In modern fantasy fiction, graphic novels, movies, role-playing games and video games, you can’t throw a joystick without hitting a goblin. From Tolkien to Harry Potter to Dungeons & Dragons to Warhammer, goblins are everywhere. However, they generally occupy the entertainment section of mainstream media … unless you live in Zimbabwe where they often appear on the front page and the police blotter. That was the case recently in Nyanga, a town in Zimbabwe, where the headline of The Manica Post read: “Suspected goblins kill 10 family members.” You know it’s serious when there’s not even an exclamation point at the end of it!
“Troubled family members last week approached a local prophet who allegedly exposed the culprit behind their torment.”
“Torment” appears to be the word you get when you Google translate the Zimbabwean word for “serial killings” into English. According to The Manica Post, an unnamed Nyanga family has lost 10 members to mysterious deaths they eventually believed to be murders. The Manica Post doesn’t report what the local police think, or if they were even called in, which in this superstitious and religious country usually means the family suspected something supernatural. That’s apparently why they went to (and by “went to” they mean moved into the church of) prophet Madzibaba Nzira of the Zvakazarurwa Zvevapostori Church (whose computer keyboards have well-worn letter Z’s). They told The Manica Post that he’ll be getting a good rating from them on Yelp.
“We are happy that Madzibaba Nzira got to the bottom of the mystery and fished out the culprit. He was exposed him. What shocked us most is that inside one of the clay pots was a paper with a list of people that had died mysteriously and earmarked to die. We hope the cleansing rituals will eradicate our problem.”
Prophet Nzira says he found suspected witchcraft paraphernalia in the family’s house -- a "creepy-like goblin", a lance, a knobkerrie (a knobbed stick used as a weapon) tied with hyena tail and a clay pot filled with blood and containing a list.
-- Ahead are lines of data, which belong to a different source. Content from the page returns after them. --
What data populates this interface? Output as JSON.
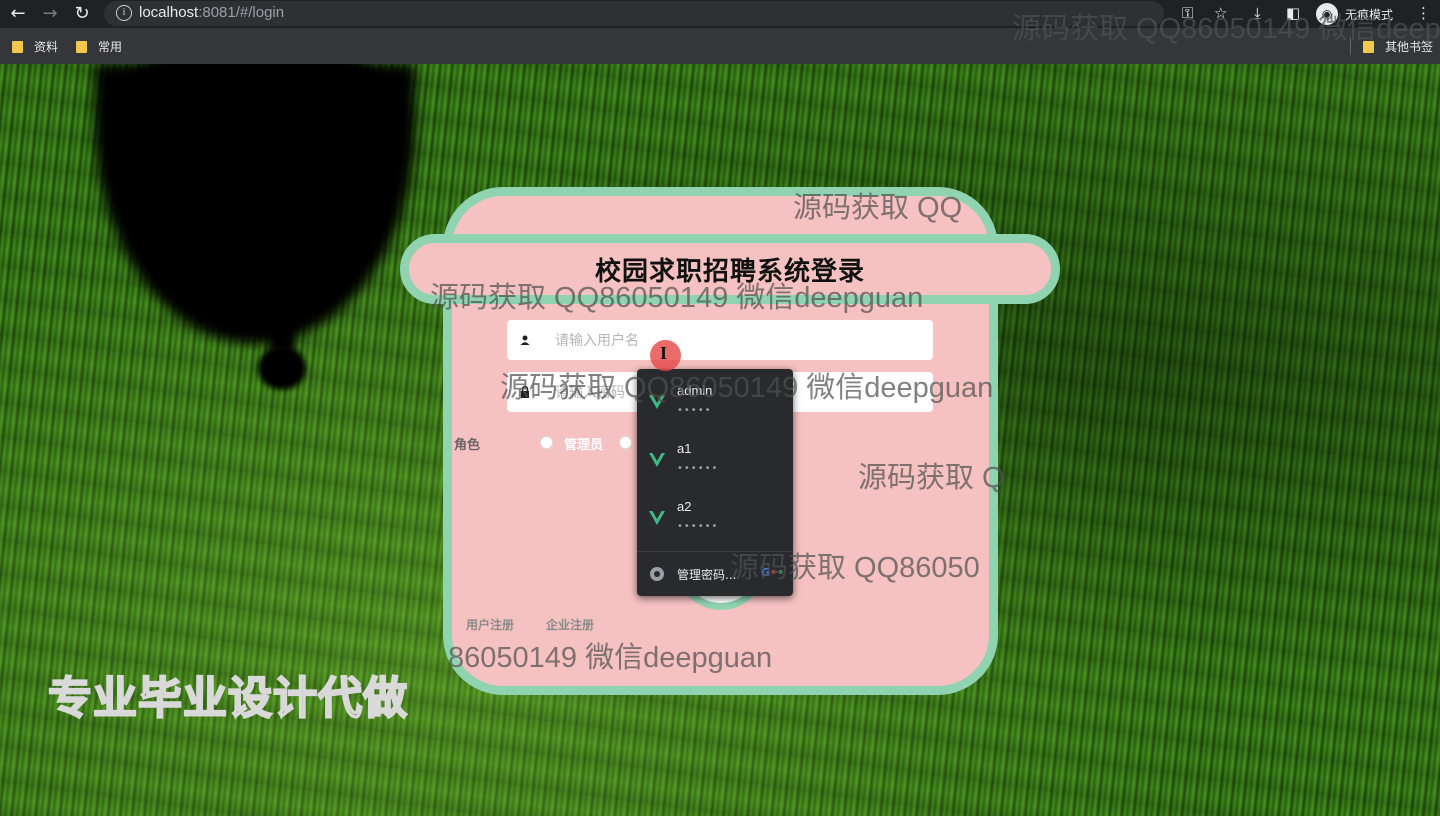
{
  "browser": {
    "url_host": "localhost",
    "url_rest": ":8081/#/login",
    "incognito_label": "无痕模式",
    "bookmarks": [
      "资料",
      "常用"
    ],
    "other_bookmarks": "其他书签"
  },
  "login": {
    "title": "校园求职招聘系统登录",
    "username_placeholder": "请输入用户名",
    "password_placeholder": "请输入密码",
    "role_label": "角色",
    "role_options": [
      "管理员"
    ],
    "register_links": [
      "用户注册",
      "企业注册"
    ]
  },
  "autocomplete": {
    "accounts": [
      {
        "username": "admin",
        "password_mask": "•••••"
      },
      {
        "username": "a1",
        "password_mask": "••••••"
      },
      {
        "username": "a2",
        "password_mask": "••••••"
      }
    ],
    "manage_label": "管理密码..."
  },
  "watermarks": {
    "repeated": "源码获取 QQ86050149 微信deepguan",
    "short": "源码获取 QQ",
    "short2": "源码获取 Q",
    "mid": "源码获取 QQ86050",
    "tail": "86050149 微信deepguan",
    "big": "专业毕业设计代做"
  },
  "colors": {
    "card_bg": "#f6c1c1",
    "card_border": "#8fd3b1",
    "dropdown_bg": "#292a2d",
    "vue_green": "#41b883"
  }
}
“People who appeared on a list in the clay pot were bound to die in the near future. I prayed first, and summoned the goblins to expose themselves. The family will not be haunted again.”
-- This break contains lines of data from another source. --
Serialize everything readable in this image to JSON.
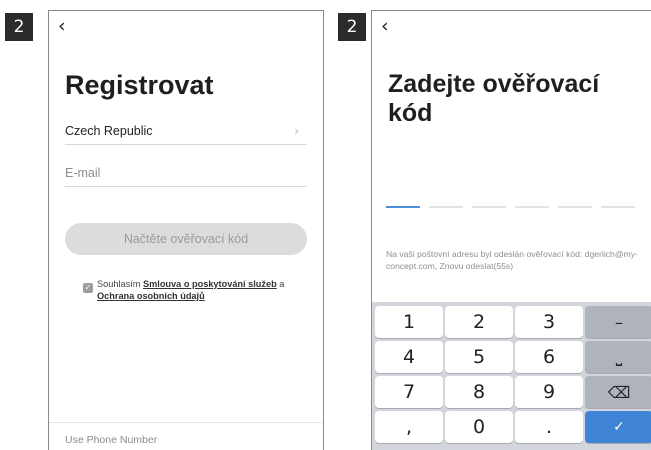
{
  "left": {
    "step": "2",
    "back_icon": "‹",
    "title": "Registrovat",
    "country": "Czech Republic",
    "country_chevron": "›",
    "email_placeholder": "E-mail",
    "get_code_button": "Načtěte ověřovací kód",
    "agree_prefix": "Souhlasím ",
    "agree_link1": "Smlouva o poskytování služeb",
    "agree_mid": " a ",
    "agree_link2": "Ochrana osobních údajů",
    "checkbox_checked": true,
    "use_phone": "Use Phone Number"
  },
  "right": {
    "step": "2",
    "back_icon": "‹",
    "title": "Zadejte ověřovací kód",
    "info_text": "Na vaši poštovní adresu byl odeslán ověřovací kód: dgerlich@my-concept.com, Znovu odeslat(55s)",
    "code_slots": 6,
    "keypad": {
      "rows": [
        [
          "1",
          "2",
          "3",
          "–"
        ],
        [
          "4",
          "5",
          "6",
          "⎵"
        ],
        [
          "7",
          "8",
          "9",
          "⌫"
        ],
        [
          ",",
          "0",
          ".",
          "✓"
        ]
      ]
    }
  }
}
So, Prophet Nzira blamed the ten deaths on goblins and guaranteed the family that he drove them out. Unfortunately, they may have just moved on to “torment” another family or village. In 2018, invisible goblins (good luck getting them to appear in court) were blamed for killing livestock and possibly two children in Ziqaweni Village. In 2017, hundreds of women in Bulawayo claimed to have been attacked (and some sexually assaulted) by invisible goblins. Before you attribute these to obscure folklore and religious superstitions, in November 2017, an American woman named Martha O’Donovan was arrested and imprisoned in Zimbabwe for tweeting that then-President Robert Mugabe is a “goblin whose wife and step-son bought a Rolls Royce.” She was eventually released, but this shows that fear and hatred of goblins in Zimbabwe is serious.
Need more proof? Here are some other goblin-related headlines from The Manica Post:
Goblins dispute taken to court
Goblins terrorise school pupils
‘He owns goblins, he is a wizard’
Unfortunately, all religions have myths, superstitions, demons and evil. Zimbabwe’s power structure seems to use them to keep its citizens in line (they’re not alone), while unscrupulous charlatans (they’re everywhere too) take advantage of helpless people looking for answers from powers greater than humans can provide. One man’s Halloween costume model or graphic novel character is another man’s real and only conceivable nightmarish solution to his mysterious problems.
Getting rid of goblins will not solve Zimbabwe’s problems … nor yours or mine.